To make the program more effective, Tucker said all gun crimes would be sent to this dedicated court, as has been done with nonfatal shootings, which are quickly directed to judges who handle homicides.

Tucker said that would show those committing the violence the city takes the issue seriously.

Since the committee’s hearing last week, the city has logged a total of 310 homicides for the year, a 31% increase from last year, and the highest number of homicides for this point in the year in more than a decade.

Meanwhile, shooting victims are nearing 1,400 for the year, up 41% from last year.

This increase comes even as the state Attorney General’s Office reported making greater arrests for crimes like illegal transfer of a firearm and lying on a background check through its Gun Violence Task Force. Pennsylvania Chief Deputy Attorney General Brendan O’Malley told the committee the task force doubled its arrests between 2017 and 2019.

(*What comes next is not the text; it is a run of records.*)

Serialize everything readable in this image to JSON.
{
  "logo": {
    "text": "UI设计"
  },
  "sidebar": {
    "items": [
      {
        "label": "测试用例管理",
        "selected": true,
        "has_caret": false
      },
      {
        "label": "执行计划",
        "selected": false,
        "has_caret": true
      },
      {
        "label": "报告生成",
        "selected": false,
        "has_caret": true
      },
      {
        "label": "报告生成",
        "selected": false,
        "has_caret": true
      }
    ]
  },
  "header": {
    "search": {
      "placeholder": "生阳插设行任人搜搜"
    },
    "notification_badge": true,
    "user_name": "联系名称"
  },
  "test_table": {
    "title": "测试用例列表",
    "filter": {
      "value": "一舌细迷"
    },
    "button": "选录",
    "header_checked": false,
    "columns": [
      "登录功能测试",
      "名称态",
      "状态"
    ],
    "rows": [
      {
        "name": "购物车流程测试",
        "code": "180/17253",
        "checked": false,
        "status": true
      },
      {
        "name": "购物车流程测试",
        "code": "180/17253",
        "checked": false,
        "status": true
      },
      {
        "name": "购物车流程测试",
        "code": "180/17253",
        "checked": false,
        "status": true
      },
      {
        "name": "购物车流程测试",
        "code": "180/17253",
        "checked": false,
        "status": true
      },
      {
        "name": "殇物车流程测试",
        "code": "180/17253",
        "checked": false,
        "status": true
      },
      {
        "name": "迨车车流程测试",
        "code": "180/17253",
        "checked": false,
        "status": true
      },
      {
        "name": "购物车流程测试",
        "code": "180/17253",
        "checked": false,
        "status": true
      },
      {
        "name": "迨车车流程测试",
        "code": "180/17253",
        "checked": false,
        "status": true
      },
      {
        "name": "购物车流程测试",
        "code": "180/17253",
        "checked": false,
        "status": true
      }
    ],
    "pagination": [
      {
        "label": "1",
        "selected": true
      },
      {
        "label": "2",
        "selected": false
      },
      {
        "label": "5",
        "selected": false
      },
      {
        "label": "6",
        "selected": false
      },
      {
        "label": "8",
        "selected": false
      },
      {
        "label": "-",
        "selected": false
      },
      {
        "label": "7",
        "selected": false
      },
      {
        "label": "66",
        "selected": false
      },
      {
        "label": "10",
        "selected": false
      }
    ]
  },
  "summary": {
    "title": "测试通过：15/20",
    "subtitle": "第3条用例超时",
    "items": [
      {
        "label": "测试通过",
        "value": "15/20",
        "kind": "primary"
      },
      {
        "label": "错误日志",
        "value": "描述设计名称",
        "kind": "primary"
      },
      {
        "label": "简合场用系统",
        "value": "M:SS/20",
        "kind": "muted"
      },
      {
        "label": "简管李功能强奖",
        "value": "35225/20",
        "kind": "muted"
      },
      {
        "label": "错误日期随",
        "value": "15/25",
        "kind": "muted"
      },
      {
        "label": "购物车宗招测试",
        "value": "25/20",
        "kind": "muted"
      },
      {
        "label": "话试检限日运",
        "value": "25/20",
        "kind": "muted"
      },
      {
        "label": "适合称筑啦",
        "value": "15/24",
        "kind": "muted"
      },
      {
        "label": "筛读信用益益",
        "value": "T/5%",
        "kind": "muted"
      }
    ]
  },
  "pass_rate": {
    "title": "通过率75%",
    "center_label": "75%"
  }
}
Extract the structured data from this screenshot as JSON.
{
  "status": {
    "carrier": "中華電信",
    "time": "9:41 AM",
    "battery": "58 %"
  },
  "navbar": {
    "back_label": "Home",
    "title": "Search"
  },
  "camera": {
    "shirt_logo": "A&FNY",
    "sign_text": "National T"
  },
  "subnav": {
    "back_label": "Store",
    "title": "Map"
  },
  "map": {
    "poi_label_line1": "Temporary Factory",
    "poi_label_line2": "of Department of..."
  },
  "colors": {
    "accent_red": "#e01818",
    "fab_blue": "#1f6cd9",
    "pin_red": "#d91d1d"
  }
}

The surge in violence is not limited to Philadelphia but has prompted a new wave of activism in the city and calls for swift action from leaders.

Residents in neighborhoods affected by gun violence say they want more funding for schools and extracurricular programs for young people who are increasingly caught in the crossfire.

Councilmember Jamie Gauthier has asked Mayor Jim Kenney to declare a gun violence emergency.

At Tuesday’s hearing, Councilmember Curtis Jones Jr. continued to call for a state law that would require people to report their guns lost or stolen, as a way to discourage straw purchases.

But there’s one thing North Philly resident Queen Judith Robinson told those at the hearing she doesn’t want to see: another gun violence task force.

“It’s not making any sense to the average citizen that we’re not coming up with a better agenda and direction than we have,” she said.